How does this work? Why are google docs becoming so good a guessing the next word in your sentence? The answer is statistics.

As we write, information is flowing out of our fingertips coming to what we expect to be the eventual end of a sentence.  Each sentence has some meaning which comes in a usually predictable way.  (Subject – Predicate is how I learned it.) That means that as I sentence off there should be certain elements of the prose which are more understandable each step I take. We do this all the time when we can guess what will come at the end of a talk, or guess what someone is likely to say next. It’s because computers, like us, build a repertoire of already constructed sentences that allows us to get a good idea of what is likely to come next. The computer builds models based on millions of lines of texts, evaluating each and every way these words have been constructed, taking into account what has already been written, and then generating a suggestion that has the highest likelihood of being correct.

We can see this in action with google docs, as we are writing it makes in the moment suggestions as to what will come next.

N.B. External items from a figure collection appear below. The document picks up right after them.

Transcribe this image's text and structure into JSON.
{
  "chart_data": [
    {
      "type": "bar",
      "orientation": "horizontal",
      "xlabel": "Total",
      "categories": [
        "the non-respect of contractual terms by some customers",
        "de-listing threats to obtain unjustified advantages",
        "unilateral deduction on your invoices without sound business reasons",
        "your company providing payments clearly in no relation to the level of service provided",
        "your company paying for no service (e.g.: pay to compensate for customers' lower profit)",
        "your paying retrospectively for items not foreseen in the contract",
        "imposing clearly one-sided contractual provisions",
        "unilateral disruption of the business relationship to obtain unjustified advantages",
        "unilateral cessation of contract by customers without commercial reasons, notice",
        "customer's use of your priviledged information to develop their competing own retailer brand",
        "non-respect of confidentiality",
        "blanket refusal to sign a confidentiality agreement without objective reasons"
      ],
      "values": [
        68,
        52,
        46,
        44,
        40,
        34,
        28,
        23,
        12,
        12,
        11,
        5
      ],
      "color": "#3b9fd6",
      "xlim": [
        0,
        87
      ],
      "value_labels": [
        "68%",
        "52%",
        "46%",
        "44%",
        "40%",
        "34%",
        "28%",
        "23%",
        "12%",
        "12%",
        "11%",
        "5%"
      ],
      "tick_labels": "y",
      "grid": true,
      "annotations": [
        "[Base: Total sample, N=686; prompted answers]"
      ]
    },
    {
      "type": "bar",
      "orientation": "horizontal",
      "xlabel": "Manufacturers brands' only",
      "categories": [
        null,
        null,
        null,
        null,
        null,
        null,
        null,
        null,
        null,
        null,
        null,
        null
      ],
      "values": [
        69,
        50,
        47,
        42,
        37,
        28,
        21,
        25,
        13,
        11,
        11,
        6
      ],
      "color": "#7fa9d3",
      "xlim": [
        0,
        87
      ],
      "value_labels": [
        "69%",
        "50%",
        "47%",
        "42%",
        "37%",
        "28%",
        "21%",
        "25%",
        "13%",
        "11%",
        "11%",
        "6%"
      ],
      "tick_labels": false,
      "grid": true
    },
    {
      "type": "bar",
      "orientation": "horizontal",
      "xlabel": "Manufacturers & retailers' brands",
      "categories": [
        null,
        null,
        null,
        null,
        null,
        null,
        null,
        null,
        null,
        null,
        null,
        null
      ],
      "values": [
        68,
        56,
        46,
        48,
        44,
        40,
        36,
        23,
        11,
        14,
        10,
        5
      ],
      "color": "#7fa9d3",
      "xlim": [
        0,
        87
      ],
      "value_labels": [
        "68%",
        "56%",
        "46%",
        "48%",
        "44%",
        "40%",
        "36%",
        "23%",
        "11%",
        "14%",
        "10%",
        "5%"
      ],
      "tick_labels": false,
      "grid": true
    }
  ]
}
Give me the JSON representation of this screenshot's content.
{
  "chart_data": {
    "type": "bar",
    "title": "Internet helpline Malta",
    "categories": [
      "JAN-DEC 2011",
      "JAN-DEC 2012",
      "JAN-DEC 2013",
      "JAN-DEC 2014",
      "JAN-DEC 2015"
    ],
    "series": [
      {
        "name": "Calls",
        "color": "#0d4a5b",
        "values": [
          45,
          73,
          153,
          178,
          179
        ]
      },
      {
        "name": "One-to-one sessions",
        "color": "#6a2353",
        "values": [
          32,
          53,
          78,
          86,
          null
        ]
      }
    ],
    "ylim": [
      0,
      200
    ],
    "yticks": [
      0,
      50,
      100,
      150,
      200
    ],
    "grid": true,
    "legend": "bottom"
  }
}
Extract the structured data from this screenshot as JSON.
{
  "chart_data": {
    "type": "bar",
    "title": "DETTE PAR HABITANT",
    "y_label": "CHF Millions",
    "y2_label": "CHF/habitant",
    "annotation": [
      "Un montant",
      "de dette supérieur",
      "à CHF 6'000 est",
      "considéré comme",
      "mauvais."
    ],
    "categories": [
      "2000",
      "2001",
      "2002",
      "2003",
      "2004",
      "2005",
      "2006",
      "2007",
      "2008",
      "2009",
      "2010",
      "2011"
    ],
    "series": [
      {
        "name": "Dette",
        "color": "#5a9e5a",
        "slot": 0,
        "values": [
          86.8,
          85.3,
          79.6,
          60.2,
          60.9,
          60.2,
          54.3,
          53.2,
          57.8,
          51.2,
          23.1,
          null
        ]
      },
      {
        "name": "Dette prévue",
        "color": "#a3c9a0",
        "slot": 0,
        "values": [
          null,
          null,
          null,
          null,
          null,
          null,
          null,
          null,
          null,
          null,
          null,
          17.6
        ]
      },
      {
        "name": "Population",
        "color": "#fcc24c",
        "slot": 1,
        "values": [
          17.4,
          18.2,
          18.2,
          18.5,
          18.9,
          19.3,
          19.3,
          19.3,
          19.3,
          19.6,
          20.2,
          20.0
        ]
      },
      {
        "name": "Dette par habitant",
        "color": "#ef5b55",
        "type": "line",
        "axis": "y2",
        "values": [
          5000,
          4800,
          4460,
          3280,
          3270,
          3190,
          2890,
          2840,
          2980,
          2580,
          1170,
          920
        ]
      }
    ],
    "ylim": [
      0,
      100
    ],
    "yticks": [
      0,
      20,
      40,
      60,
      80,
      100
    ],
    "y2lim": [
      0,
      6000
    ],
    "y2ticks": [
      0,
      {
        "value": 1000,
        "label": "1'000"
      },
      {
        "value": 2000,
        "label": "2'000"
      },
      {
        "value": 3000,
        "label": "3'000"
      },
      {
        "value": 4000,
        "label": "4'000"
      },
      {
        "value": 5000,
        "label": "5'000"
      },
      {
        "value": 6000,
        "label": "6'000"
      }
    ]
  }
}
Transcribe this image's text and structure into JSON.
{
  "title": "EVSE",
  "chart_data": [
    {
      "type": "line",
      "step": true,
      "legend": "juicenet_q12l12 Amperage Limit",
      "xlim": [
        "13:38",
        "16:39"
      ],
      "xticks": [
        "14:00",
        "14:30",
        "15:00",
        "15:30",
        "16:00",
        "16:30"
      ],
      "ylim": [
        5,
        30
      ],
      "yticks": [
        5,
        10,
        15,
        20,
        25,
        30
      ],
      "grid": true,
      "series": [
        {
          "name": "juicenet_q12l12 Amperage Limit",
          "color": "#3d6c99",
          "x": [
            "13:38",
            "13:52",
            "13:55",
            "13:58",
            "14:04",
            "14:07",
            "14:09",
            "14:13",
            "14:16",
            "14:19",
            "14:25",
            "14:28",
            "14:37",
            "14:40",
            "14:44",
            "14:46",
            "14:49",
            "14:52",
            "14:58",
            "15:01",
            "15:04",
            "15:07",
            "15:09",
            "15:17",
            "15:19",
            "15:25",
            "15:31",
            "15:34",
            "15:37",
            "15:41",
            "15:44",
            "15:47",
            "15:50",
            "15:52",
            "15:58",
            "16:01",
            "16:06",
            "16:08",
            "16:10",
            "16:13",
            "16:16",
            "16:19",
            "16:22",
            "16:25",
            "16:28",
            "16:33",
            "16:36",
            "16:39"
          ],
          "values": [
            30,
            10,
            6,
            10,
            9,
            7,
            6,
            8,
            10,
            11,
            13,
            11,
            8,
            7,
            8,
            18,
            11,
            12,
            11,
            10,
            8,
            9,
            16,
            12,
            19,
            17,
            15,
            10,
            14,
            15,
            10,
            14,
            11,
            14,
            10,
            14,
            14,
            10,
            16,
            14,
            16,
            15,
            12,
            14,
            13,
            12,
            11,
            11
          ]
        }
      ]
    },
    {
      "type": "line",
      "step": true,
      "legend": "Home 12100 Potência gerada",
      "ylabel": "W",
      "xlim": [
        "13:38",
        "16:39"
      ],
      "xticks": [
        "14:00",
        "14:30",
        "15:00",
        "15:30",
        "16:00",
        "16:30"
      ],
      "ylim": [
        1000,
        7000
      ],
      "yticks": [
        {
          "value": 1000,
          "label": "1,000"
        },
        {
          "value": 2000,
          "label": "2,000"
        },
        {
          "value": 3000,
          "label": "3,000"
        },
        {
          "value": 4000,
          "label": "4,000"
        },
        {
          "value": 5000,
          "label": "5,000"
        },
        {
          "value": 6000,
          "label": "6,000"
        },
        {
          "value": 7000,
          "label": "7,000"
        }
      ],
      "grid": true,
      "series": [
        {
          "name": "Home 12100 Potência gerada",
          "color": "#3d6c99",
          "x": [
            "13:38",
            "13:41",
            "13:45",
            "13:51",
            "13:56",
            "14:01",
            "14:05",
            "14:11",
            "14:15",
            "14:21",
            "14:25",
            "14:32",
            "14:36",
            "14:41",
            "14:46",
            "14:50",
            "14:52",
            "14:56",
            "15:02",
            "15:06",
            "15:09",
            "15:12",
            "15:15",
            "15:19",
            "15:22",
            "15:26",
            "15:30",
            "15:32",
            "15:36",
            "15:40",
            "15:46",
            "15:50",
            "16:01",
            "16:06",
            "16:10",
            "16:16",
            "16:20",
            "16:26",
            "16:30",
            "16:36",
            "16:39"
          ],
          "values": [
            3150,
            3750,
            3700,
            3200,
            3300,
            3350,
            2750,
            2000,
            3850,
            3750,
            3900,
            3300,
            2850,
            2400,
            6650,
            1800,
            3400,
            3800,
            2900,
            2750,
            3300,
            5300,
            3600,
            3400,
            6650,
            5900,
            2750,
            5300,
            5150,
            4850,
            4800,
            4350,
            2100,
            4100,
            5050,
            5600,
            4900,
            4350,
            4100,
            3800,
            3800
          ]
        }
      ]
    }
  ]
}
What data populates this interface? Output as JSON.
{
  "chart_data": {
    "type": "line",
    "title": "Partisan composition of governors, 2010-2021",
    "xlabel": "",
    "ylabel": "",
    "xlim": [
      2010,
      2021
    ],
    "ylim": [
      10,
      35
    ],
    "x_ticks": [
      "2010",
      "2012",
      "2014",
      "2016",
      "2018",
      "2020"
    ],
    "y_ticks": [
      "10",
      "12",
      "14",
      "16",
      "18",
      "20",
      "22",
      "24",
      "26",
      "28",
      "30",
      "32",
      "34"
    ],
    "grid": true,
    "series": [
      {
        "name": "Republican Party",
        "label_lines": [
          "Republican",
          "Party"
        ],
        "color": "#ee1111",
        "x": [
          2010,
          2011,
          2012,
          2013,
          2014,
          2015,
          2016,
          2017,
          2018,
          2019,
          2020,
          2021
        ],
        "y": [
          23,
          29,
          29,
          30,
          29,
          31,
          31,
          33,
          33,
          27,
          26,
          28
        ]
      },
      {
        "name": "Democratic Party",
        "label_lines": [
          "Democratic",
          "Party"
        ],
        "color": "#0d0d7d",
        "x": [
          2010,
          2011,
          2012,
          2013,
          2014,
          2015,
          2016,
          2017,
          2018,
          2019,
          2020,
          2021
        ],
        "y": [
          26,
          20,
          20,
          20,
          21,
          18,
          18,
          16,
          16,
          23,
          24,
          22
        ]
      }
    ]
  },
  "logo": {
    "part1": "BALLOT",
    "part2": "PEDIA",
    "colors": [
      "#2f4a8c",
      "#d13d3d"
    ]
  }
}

This does two-fold. First, this is training the model for the language we expect it to use in real-time. If I choose to write what the AI suggests then it knows it was correct in its choice in how the sentence was structured and choosing the right model for the future. Second, it shoehorns the user into using more predictable language which then the AI can better predict. The more language the AI knows, and the more it knows how you write, the better it is as predicting how you will compose a document.

Writing is an arduous task, to do it well takes a tremendous amount of effort and time. I imagine as these AI advances writing will become easier, to the point where all we will need to do is give the AI the subject of our writing and the context of why it’s being written and the AI will be able to give us a decent first draft.

Statistical probabilities are an interesting thing, as models get better we (people) become more predictable. This lends itself an eerie feeling that someone knows what we will do. Though this is a topic for another time, the predictability of how you write and speak is critical to how systems work. The only way AI can write is because what we write, and perhaps how we think, comes in a predictable way. Think about that next time you decide to compose a document, whether your writing foreshadows what is to come next.  For now, we can start to rely on machines for that next step.